Teriflunomide: What It Is and How It Works
If you or someone you know has relapsing‑remitting multiple sclerosis (RRMS), you’ve probably heard the name teriflunomide. It’s an oral pill that slows down the immune system’s attack on nerve fibers, helping to reduce flare‑ups and slow disability progression. Unlike injections, you just swallow a tablet once a day, which makes it a convenient option for many patients.
Teriflunomide belongs to a class called pyrimidine synthesis inhibitors. By blocking an enzyme needed for lymphocyte (a type of white blood cell) growth, it reduces the inflammation that damages myelin—the protective coating around nerves. The result? Fewer relapses and a steadier disease course.
How to Take Teriflunomide Correctly
The usual dose is 14 mg taken once daily with food or water. Some doctors start you on a lower dose (7 mg) for the first week to see how you tolerate it, then bump up to the full amount. Always follow your prescriber’s exact instructions; skipping doses can make the drug less effective.
Before you begin, your doctor will run blood tests to check liver function and white‑blood‑cell counts. Teriflunomide can affect the liver, so those numbers need to be in a safe range. After starting the medication, repeat labs are usually done at month 1, then every three months.

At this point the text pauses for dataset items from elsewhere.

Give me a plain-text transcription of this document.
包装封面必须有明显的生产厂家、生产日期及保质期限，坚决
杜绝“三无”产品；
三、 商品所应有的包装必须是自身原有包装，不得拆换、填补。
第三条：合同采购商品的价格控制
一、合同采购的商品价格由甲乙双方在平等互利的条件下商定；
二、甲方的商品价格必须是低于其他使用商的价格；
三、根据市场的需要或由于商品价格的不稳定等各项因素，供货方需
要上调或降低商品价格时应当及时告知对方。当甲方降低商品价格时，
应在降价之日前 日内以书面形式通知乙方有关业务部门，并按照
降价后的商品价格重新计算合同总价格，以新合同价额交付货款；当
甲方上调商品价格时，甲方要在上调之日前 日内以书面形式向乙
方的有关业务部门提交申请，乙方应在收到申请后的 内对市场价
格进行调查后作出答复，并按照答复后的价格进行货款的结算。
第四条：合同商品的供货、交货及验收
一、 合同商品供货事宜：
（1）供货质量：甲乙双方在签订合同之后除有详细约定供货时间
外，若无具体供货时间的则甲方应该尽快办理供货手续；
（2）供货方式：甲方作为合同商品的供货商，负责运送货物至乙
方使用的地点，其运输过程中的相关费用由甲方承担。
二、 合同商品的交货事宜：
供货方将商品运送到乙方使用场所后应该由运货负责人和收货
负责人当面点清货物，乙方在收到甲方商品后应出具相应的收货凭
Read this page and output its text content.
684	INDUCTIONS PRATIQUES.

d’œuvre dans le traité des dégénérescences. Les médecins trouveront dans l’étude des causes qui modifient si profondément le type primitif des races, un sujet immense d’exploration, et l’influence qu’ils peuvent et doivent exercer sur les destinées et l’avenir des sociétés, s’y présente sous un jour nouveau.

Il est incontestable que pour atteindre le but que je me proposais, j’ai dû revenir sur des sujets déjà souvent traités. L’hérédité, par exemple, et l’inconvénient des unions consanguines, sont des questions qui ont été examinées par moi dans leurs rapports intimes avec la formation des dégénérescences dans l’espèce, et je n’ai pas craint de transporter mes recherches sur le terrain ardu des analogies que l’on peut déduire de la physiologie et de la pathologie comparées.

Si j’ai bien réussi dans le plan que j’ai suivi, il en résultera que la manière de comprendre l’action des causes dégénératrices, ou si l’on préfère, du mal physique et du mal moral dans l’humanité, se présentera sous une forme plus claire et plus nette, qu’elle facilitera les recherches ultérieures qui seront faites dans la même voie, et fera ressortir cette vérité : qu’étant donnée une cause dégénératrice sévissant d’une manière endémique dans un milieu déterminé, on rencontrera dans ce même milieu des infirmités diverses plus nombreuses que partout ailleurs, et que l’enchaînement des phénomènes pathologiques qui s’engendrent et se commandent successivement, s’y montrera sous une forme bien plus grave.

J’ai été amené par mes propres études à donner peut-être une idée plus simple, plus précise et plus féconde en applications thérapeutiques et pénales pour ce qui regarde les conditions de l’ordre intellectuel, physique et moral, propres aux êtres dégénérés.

If you miss a dose, take it as soon as you remember—unless it’s almost time for your next pill. In that case, just skip the missed one and continue with your regular schedule. Doubling up isn’t recommended because higher doses increase side‑effect risk.
Side Effects & Safety Checks
The most common complaints are mild: headache, nausea, or a temporary rise in liver enzymes. These usually settle after the first few weeks. If you notice persistent stomach pain, severe fatigue, or unusual bruising, call your doctor right away—those could signal more serious issues.
Women who can become pregnant must use reliable contraception while on teriflunomide and for at least six months after stopping it. The drug stays in the body for a long time, and accidental exposure during pregnancy can be risky. There’s an accelerated elimination procedure (cholestyramine or activated charcoal) that speeds up clearance if you need to become pregnant quickly.
Other safety points: avoid live vaccines while on teriflunomide because your immune system is dampened. Also, inform any new healthcare provider that you’re taking this medication—especially before surgeries or procedures where bleeding risk matters.
Overall, teriflunomide offers a simple, once‑daily way to manage RRMS for many people. By staying on top of lab work, using contraception if needed, and reporting side effects early, you can keep the drug working safely for years.